Post-Assessment (teacher-centered): Include assessment instrument. Explain how you will measure whether students have achieved the objectives and grade level expectations specified in your lesson plan. All objectives must be addressed in this section. What specific indicators will you use to assess student success? Each objective MUST have a corresponding assessment that is clearly aligned. Rubrics are required for supervisor observations. A broad range of assessment is possible including:
- In progress evaluation of student work/understanding
- Verbal conversations as work is in progress
- Guided critique
- Artist’s statement
- Peer critique in writing
- Written analysis
- Completion of technique (artwork)
- Demonstration of skill (artwork)
- Written exam
Self-Reflection: After the lesson is concluded write a brief reflection of what went well, what surprised you, and what you would do differently.
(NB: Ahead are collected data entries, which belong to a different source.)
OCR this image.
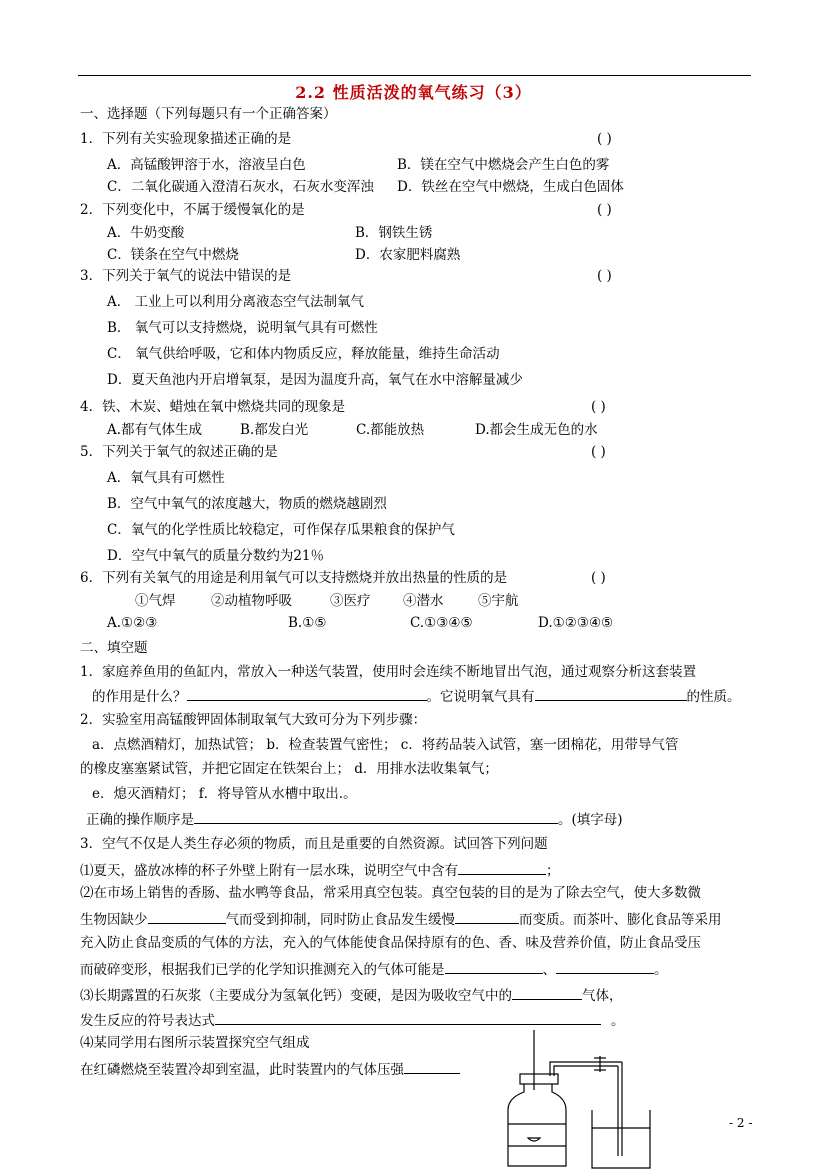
2.2 性质活泼的氧气练习（3）
一、选择题（下列每题只有一个正确答案）
1．下列有关实验现象描述正确的是	( )
A．高锰酸钾溶于水，溶液呈白色	B．镁在空气中燃烧会产生白色的雾
C．二氧化碳通入澄清石灰水，石灰水变浑浊 D．铁丝在空气中燃烧，生成白色固体
2．下列变化中，不属于缓慢氧化的是	( )
A．牛奶变酸	B．钢铁生锈
C．镁条在空气中燃烧	D．农家肥料腐熟
3．下列关于氧气的说法中错误的是	( )
A． 工业上可以利用分离液态空气法制氧气
B． 氧气可以支持燃烧，说明氧气具有可燃性
C． 氧气供给呼吸，它和体内物质反应，释放能量，维持生命活动
D．夏天鱼池内开启增氧泵，是因为温度升高，氧气在水中溶解量减少
4．铁、木炭、蜡烛在氧中燃烧共同的现象是	( )
A.都有气体生成	B.都发白光	C.都能放热	D.都会生成无色的水
5．下列关于氧气的叙述正确的是	( )
A．氧气具有可燃性
B．空气中氧气的浓度越大，物质的燃烧越剧烈
C．氧气的化学性质比较稳定，可作保存瓜果粮食的保护气
D．空气中氧气的质量分数约为21％
6．下列有关氧气的用途是利用氧气可以支持燃烧并放出热量的性质的是	( )
①气焊	②动植物呼吸	③医疗 ④潜水	⑤宇航
A.①②③	B.①⑤	C.①③④⑤	D.①②③④⑤
二、填空题
1．家庭养鱼用的鱼缸内，常放入一种送气装置，使用时会连续不断地冒出气泡，通过观察分析这套装置
的作用是什么？	。它说明氧气具有	的性质。
2．实验室用高锰酸钾固体制取氧气大致可分为下列步骤：
a．点燃酒精灯，加热试管； b．检查装置气密性； c．将药品装入试管，塞一团棉花，用带导气管
的橡皮塞塞紧试管，并把它固定在铁架台上； d．用排水法收集氧气；
e．熄灭酒精灯； f．将导管从水槽中取出.。
正确的操作顺序是	。(填字母)
3．空气不仅是人类生存必须的物质，而且是重要的自然资源。试回答下列问题
⑴夏天，盛放冰棒的杯子外壁上附有一层水珠，说明空气中含有	；
⑵在市场上销售的香肠、盐水鸭等食品，常采用真空包装。真空包装的目的是为了除去空气，使大多数微
生物因缺少	气而受到抑制，同时防止食品发生缓慢	而变质。而茶叶、膨化食品等采用
充入防止食品变质的气体的方法，充入的气体能使食品保持原有的色、香、味及营养价值，防止食品受压
而破碎变形，根据我们已学的化学知识推测充入的气体可能是	、	。
⑶长期露置的石灰浆（主要成分为氢氧化钙）变硬，是因为吸收空气中的	气体，
发生反应的符号表达式	。
⑷某同学用右图所示装置探究空气组成
在红磷燃烧至装置冷却到室温，此时装置内的气体压强
- 2 -
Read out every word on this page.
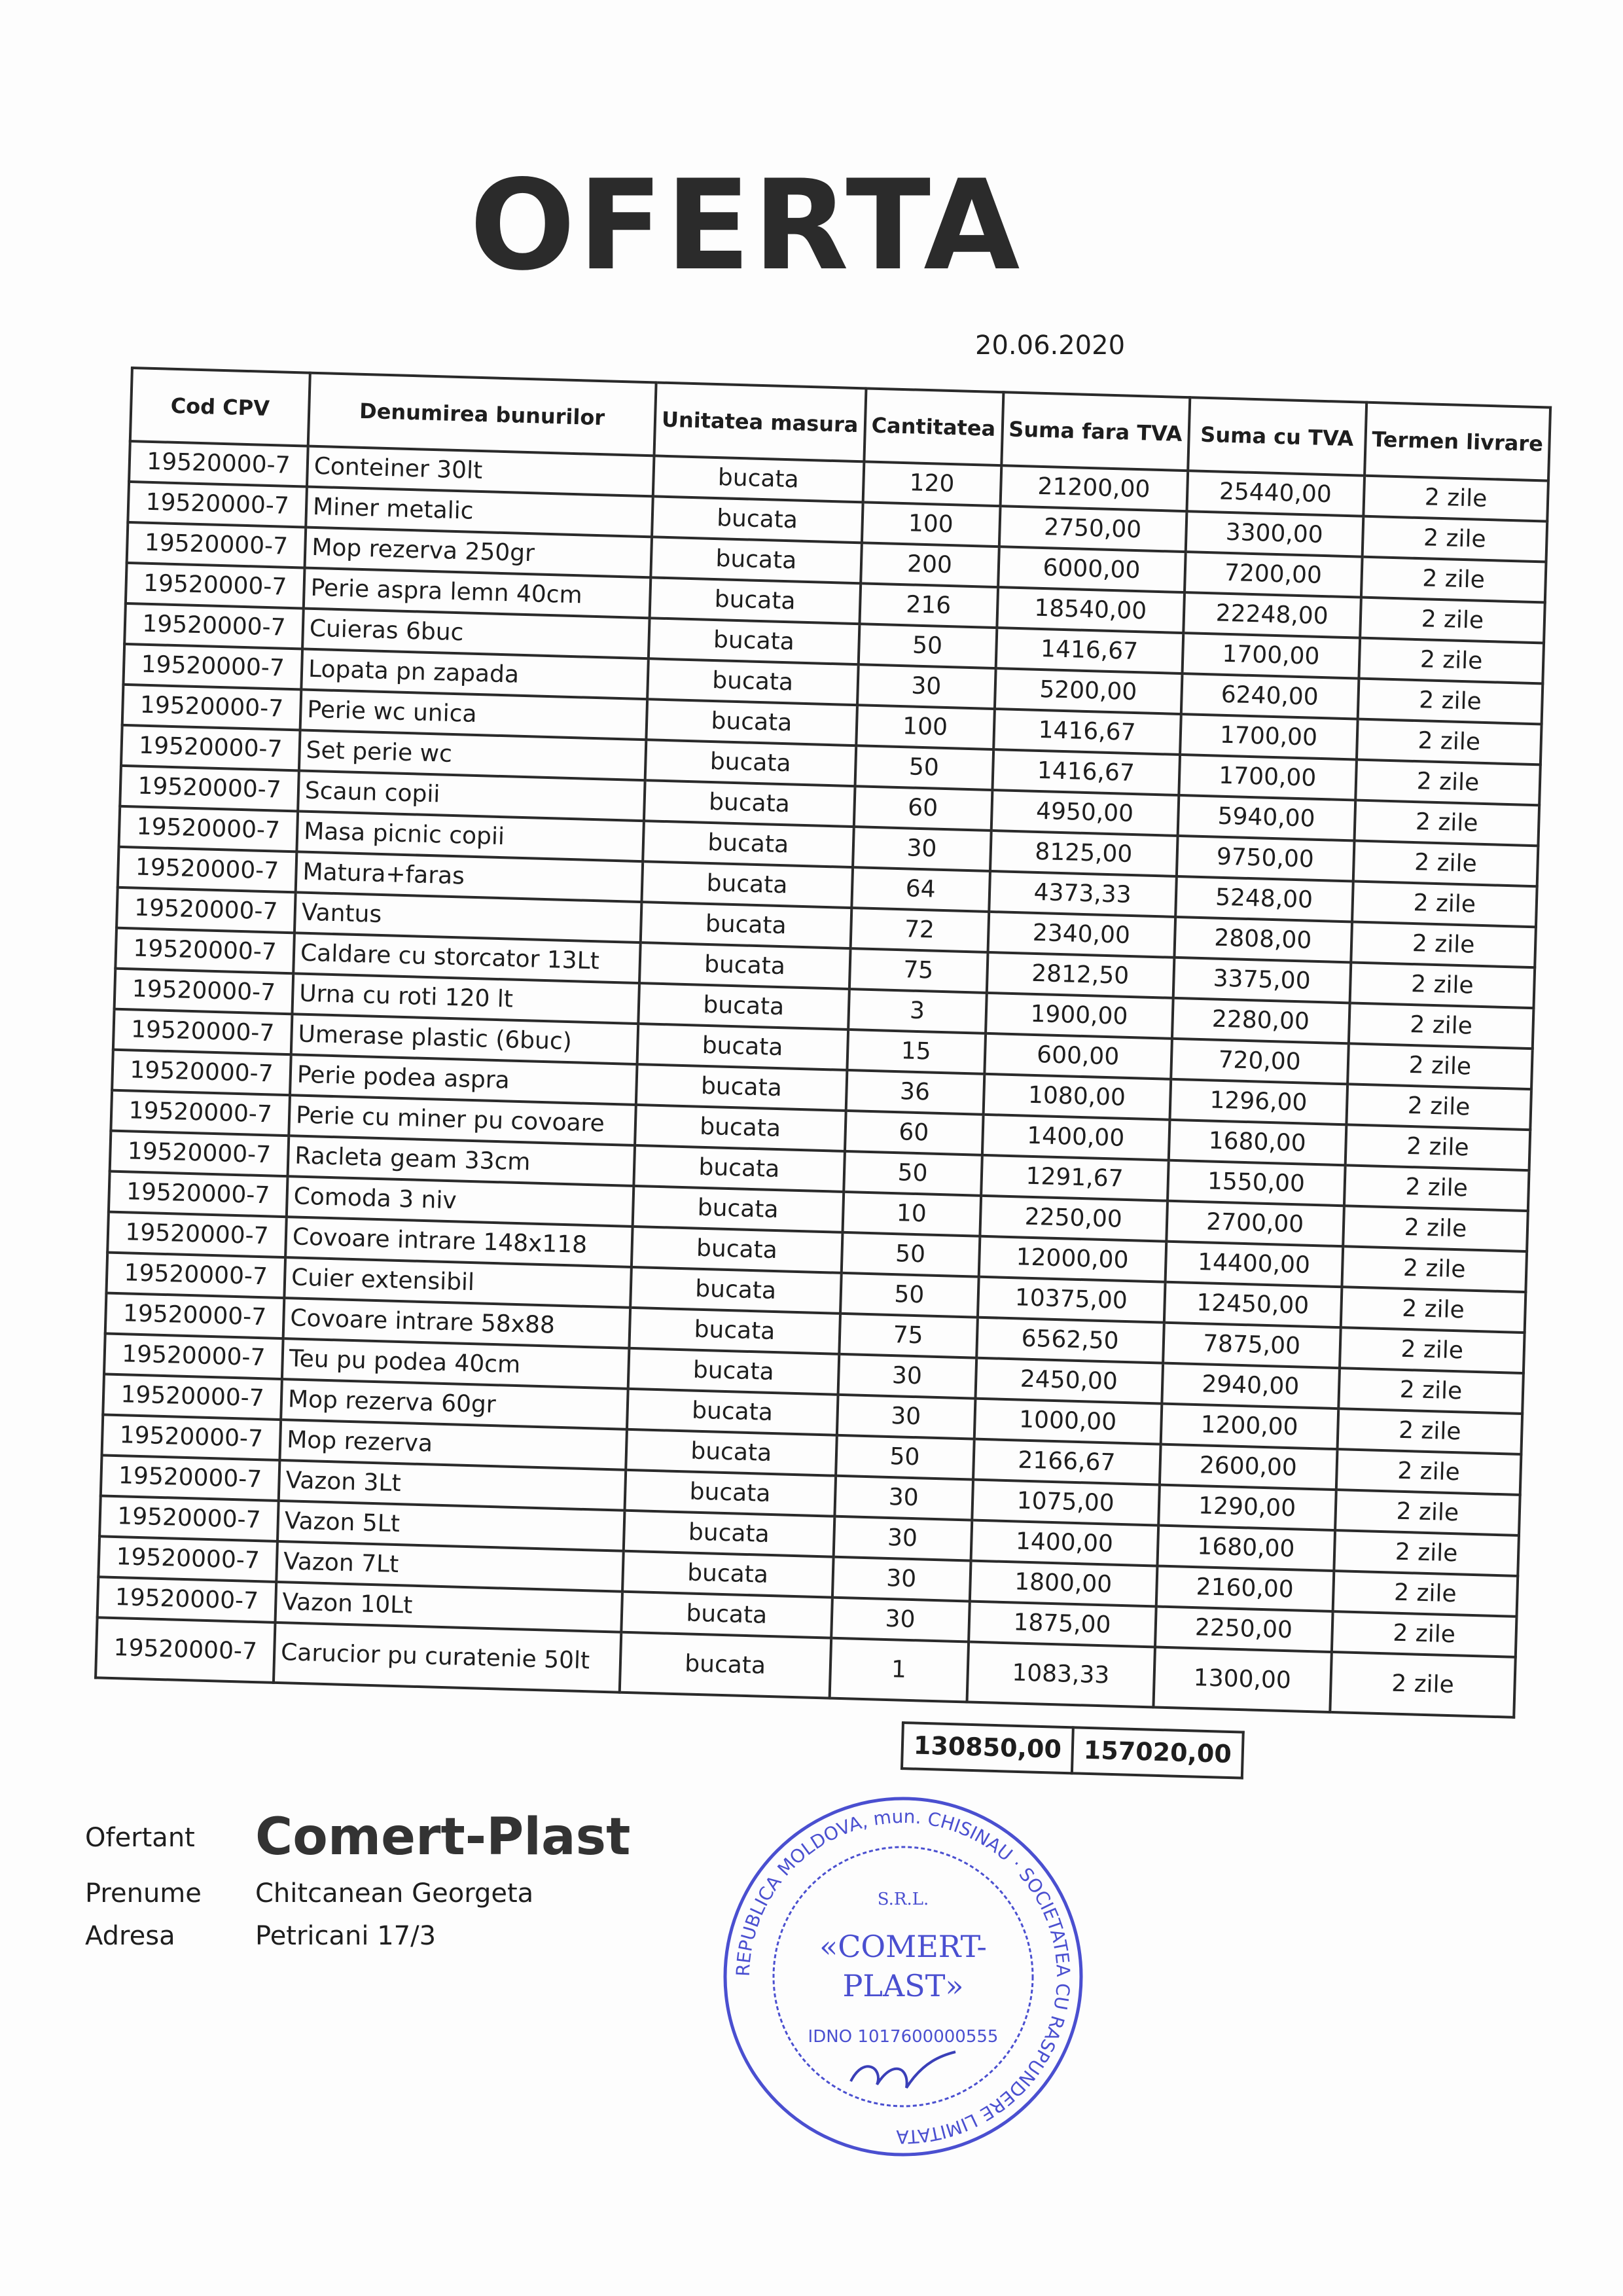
OFERTA
20.06.2020
Cod CPV	Denumirea bunurilor	Unitatea masura	Cantitatea	Suma fara TVA	Suma cu TVA	Termen livrare
19520000-7	Conteiner 30lt	bucata	120	21200,00	25440,00	2 zile
19520000-7	Miner metalic	bucata	100	2750,00	3300,00	2 zile
19520000-7	Mop rezerva 250gr	bucata	200	6000,00	7200,00	2 zile
19520000-7	Perie aspra lemn 40cm	bucata	216	18540,00	22248,00	2 zile
19520000-7	Cuieras 6buc	bucata	50	1416,67	1700,00	2 zile
19520000-7	Lopata pn zapada	bucata	30	5200,00	6240,00	2 zile
19520000-7	Perie wc unica	bucata	100	1416,67	1700,00	2 zile
19520000-7	Set perie wc	bucata	50	1416,67	1700,00	2 zile
19520000-7	Scaun copii	bucata	60	4950,00	5940,00	2 zile
19520000-7	Masa picnic copii	bucata	30	8125,00	9750,00	2 zile
19520000-7	Matura+faras	bucata	64	4373,33	5248,00	2 zile
19520000-7	Vantus	bucata	72	2340,00	2808,00	2 zile
19520000-7	Caldare cu storcator 13Lt	bucata	75	2812,50	3375,00	2 zile
19520000-7	Urna cu roti 120 lt	bucata	3	1900,00	2280,00	2 zile
19520000-7	Umerase plastic (6buc)	bucata	15	600,00	720,00	2 zile
19520000-7	Perie podea aspra	bucata	36	1080,00	1296,00	2 zile
19520000-7	Perie cu miner pu covoare	bucata	60	1400,00	1680,00	2 zile
19520000-7	Racleta geam 33cm	bucata	50	1291,67	1550,00	2 zile
19520000-7	Comoda 3 niv	bucata	10	2250,00	2700,00	2 zile
19520000-7	Covoare intrare 148x118	bucata	50	12000,00	14400,00	2 zile
19520000-7	Cuier extensibil	bucata	50	10375,00	12450,00	2 zile
19520000-7	Covoare intrare 58x88	bucata	75	6562,50	7875,00	2 zile
19520000-7	Teu pu podea 40cm	bucata	30	2450,00	2940,00	2 zile
19520000-7	Mop rezerva 60gr	bucata	30	1000,00	1200,00	2 zile
19520000-7	Mop rezerva	bucata	50	2166,67	2600,00	2 zile
19520000-7	Vazon 3Lt	bucata	30	1075,00	1290,00	2 zile
19520000-7	Vazon 5Lt	bucata	30	1400,00	1680,00	2 zile
19520000-7	Vazon 7Lt	bucata	30	1800,00	2160,00	2 zile
19520000-7	Vazon 10Lt	bucata	30	1875,00	2250,00	2 zile
19520000-7	Carucior pu curatenie 50lt	bucata	1	1083,33	1300,00	2 zile
130850,00	157020,00
Ofertant Comert-Plast
Prenume Chitcanean Georgeta
Adresa	Petricani 17/3
REPUBLICA MOLDOVA, mun. CHISINAU · SOCIETATEA CU RASPUNDERE LIMITATA
S.R.L.
«COMERT-
PLAST»
IDNO 1017600000555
Specifically address:
- To what extent were lesson concepts, enduring understandings, and objectives achieved? (Utilize assessment data to justify your level of achievement.)
- What changes, omissions, or additions to the lesson would you make if you were to teach again?
- What do you envision for the next lesson? (Continued practice, reteach content, etc.)
Appendix: Include all handouts, prompts, written materials, rubrics, etc. that will be given to students.